In un precedente post ho già fatto una provocazione che voglio ripetere. Coprite il grafico dell’indice MSCI World con un foglio bianco e lentamente scopritelo da sinistra verso destra. Ora ditemi se voi nei periodi cosiddetti di stress finanziario, avreste comprato o venduto. E non barate sulla risposta, perché da qui al futuro non abbiamo che l’insegnamento della storia a confortarci e a supportarci, rivelandoci quello che è stato, non quello che sarà. Quanti tra voi avrebbero comprato nei punti di minimo? Quanti avrebbero invece venduto giurando di non investire mai più?
Certo ora è facile dire che cosa avreste fatto, soprattutto in virtù della scelta razionale fondata sul senno del poi. Io che c’ero vi assicuro che è stato sempre difficile convincere i clienti a non liquidare posizioni nel momento sbagliato, motivandoli invece ad incrementare la quota investita. E quando lo facevo non mi chiedevo se fosse stato raggiunto il famoso limite inferiore che rappresentava il miglior punto per investire.
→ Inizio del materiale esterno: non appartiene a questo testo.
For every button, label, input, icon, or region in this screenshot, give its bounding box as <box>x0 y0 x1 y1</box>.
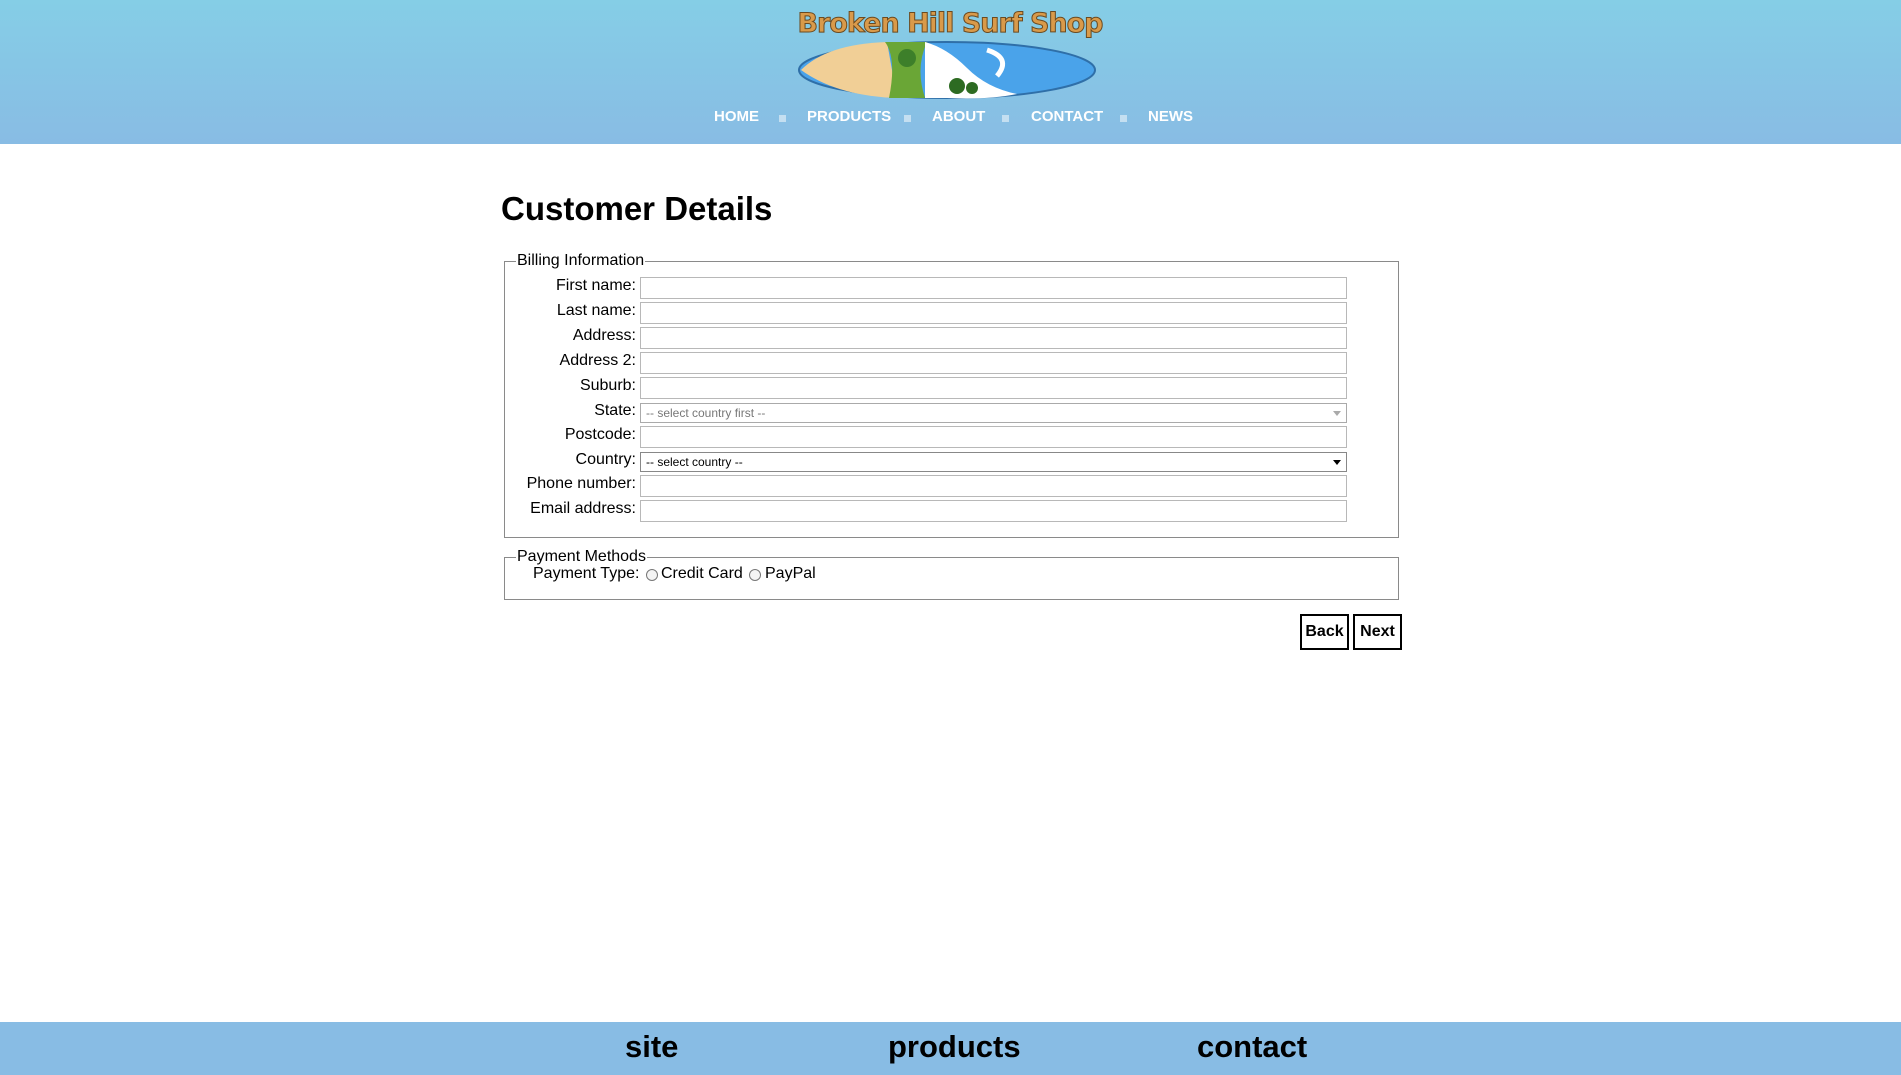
country-label: Country: <box>575 451 636 468</box>
first-name-input[interactable] <box>640 277 1347 299</box>
postcode-input[interactable] <box>640 426 1347 448</box>
footer-products-link[interactable]: products <box>888 1029 1021 1065</box>
postcode-label: Postcode: <box>564 426 636 443</box>
suburb-input[interactable] <box>640 377 1347 399</box>
address2-label: Address 2: <box>559 352 636 369</box>
address-input[interactable] <box>640 327 1347 349</box>
site-logo[interactable]: Broken Hill Surf Shop <box>797 8 1104 99</box>
surfboard-beach-image <box>798 41 1096 99</box>
phone-row: Phone number: <box>0 473 636 497</box>
credit-card-radio[interactable] <box>646 569 658 581</box>
footer-site-link[interactable]: site <box>625 1029 678 1065</box>
state-label: State: <box>594 402 636 419</box>
chevron-down-icon <box>1333 460 1341 465</box>
credit-card-label[interactable]: Credit Card <box>661 565 743 583</box>
back-button[interactable]: Back <box>1300 614 1349 650</box>
address2-input[interactable] <box>640 352 1347 374</box>
email-label: Email address: <box>530 500 636 517</box>
country-row: Country: <box>0 449 636 473</box>
payment-legend: Payment Methods <box>517 548 646 565</box>
site-header: Broken Hill Surf Shop HOME PRODUCTS ABOU… <box>0 0 1901 144</box>
phone-input[interactable] <box>640 475 1347 497</box>
page-title: Customer Details <box>501 190 773 227</box>
next-button[interactable]: Next <box>1353 614 1402 650</box>
state-row: State: <box>0 400 636 424</box>
footer-contact-link[interactable]: contact <box>1197 1029 1307 1065</box>
first-name-label: First name: <box>555 277 636 294</box>
address2-row: Address 2: <box>0 350 636 374</box>
address-label: Address: <box>572 327 636 344</box>
nav-about[interactable]: ABOUT <box>932 108 985 125</box>
site-footer: site products contact <box>0 1022 1901 1075</box>
state-select[interactable]: -- select country first -- <box>640 403 1347 423</box>
first-name-row: First name: <box>0 275 636 299</box>
state-selected-value: -- select country first -- <box>646 406 766 420</box>
main-nav: HOME PRODUCTS ABOUT CONTACT NEWS <box>0 108 1901 128</box>
nav-products[interactable]: PRODUCTS <box>807 108 891 125</box>
nav-news[interactable]: NEWS <box>1148 108 1193 125</box>
address-row: Address: <box>0 325 636 349</box>
last-name-row: Last name: <box>0 300 636 324</box>
last-name-label: Last name: <box>556 302 636 319</box>
email-row: Email address: <box>0 498 636 522</box>
nav-contact[interactable]: CONTACT <box>1031 108 1103 125</box>
phone-label: Phone number: <box>526 475 636 492</box>
nav-home[interactable]: HOME <box>714 108 759 125</box>
last-name-input[interactable] <box>640 302 1347 324</box>
nav-separator <box>904 115 911 122</box>
paypal-radio[interactable] <box>749 569 761 581</box>
nav-separator <box>1120 115 1127 122</box>
paypal-label[interactable]: PayPal <box>765 565 816 583</box>
payment-type-label: Payment Type: <box>533 565 640 582</box>
email-input[interactable] <box>640 500 1347 522</box>
billing-legend: Billing Information <box>517 252 645 269</box>
suburb-label: Suburb: <box>579 377 636 394</box>
nav-separator <box>779 115 786 122</box>
chevron-down-icon <box>1333 411 1341 416</box>
suburb-row: Suburb: <box>0 375 636 399</box>
nav-separator <box>1002 115 1009 122</box>
country-select[interactable]: -- select country -- <box>640 452 1347 472</box>
postcode-row: Postcode: <box>0 424 636 448</box>
country-selected-value: -- select country -- <box>646 455 743 469</box>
Lo facevo perché sapevo che tutto sarebbe cambiato e tornato a quella situazione di normalità che si chiama crescita.
Per questo, devo confessarvi che ho imparato molto più dai ribassi che dai rialzi, perché i maggiori guadagni si realizzano quando tutto scende e non viceversa. Chi mi legge sa quanto io sia affezionato alla storia, la cui analisi non amplifica affatto le mie capacità di prevedere il futuro. Questa invece mi aiuta a non commettere errori imperdonabili, soprattutto verso chi si avvale del mio lavoro per raggiungere nel tempo i suoi obiettivi di investitore.